I didn't find that combination too often. I still don't know what it was that made him interested in me, since I wasn't the glamorous type, and he certainly had his share of potential female companions. I sure was glad, though, when he sat me down one day after Sunday service and said he wanted us to see each other exclusively, to see where our relationship would go. Now that was a great day. I mean when a handsome, successful, God fearing man like Joshua Bennings asks if you're interested in courting, you shout an emphatic yes, amen, hallelujah, and hold your breath, all the while hoping he doesn't change his mind.
My cell phone rang, and I answered it quickly.
“Hello,” I said.
“Hi, babe. I have great news.” Joshua's voice exuded excitement.
“Really? Better than everything that has already happened tonight?”
“Well, it's not better than you agreeing to become my wife, but it's good.”
“What is it?” Now I was intrigued.
“My mother and Lilah will be back in town the day after tomorrow, so we'll be able to spend time together, this time as a family.” Joshua chuckled.
“That sounds great,” I lied. “I can't wait.”
I listened intently while he explained the change in plans. Joshua's mother had cut her trip to Chicago short so I'd be faced with spending extended amounts of time with Lilah sooner than I expected. I managed to escape the inevitable in the three months we were exclusively seeing each other, since the child had been shuffled off to visit her paternal great-grandmother.

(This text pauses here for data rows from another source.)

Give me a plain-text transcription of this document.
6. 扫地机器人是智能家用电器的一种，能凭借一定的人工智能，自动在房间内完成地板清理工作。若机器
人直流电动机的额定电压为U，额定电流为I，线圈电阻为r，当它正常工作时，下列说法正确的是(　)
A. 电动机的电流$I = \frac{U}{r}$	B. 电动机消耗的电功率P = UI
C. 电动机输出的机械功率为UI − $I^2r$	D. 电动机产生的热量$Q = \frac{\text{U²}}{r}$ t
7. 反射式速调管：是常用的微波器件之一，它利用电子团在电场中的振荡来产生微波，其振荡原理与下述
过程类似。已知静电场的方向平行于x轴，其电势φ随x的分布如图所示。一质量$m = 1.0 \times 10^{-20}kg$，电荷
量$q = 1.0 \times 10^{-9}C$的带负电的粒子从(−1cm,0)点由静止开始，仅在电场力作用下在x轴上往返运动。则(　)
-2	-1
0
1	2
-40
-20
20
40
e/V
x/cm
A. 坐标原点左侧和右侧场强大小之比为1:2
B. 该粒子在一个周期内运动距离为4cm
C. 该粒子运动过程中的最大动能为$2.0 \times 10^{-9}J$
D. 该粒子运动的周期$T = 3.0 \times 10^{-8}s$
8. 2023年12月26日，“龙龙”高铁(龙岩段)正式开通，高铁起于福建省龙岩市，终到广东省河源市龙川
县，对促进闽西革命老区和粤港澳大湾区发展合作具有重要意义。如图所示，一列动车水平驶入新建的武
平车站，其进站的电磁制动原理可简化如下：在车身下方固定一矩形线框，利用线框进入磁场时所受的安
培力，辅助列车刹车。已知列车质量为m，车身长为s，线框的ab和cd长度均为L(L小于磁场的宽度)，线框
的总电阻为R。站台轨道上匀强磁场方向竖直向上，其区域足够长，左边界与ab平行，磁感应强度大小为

Now that Joshua's mother had picked her up from Chicago, she'd be back in action. I'd have to smile, be friendly, and most of all, I'd have to be motherly. Don't get me wrong; it's not that I didn't want to be a part of that sweet little girl's life, but I just didn't think I had it in me anymore. I had tried once before, only to be disappointed in myself, when at the last minute, I freaked out and left town with the choir. I didn't even belong to the choir, but I knew as soon as we were scheduled to spend a weekend together, I had to get the heck out of there. So I used the excuse of the choir's spring concert, and it won me a little time. Unfortunately, this time, leaving was not an option. I'd have to stay and face my own fears. I'd have to look into her eyes, cuddle her in my arms, and have the same nightmare I always had. Of them.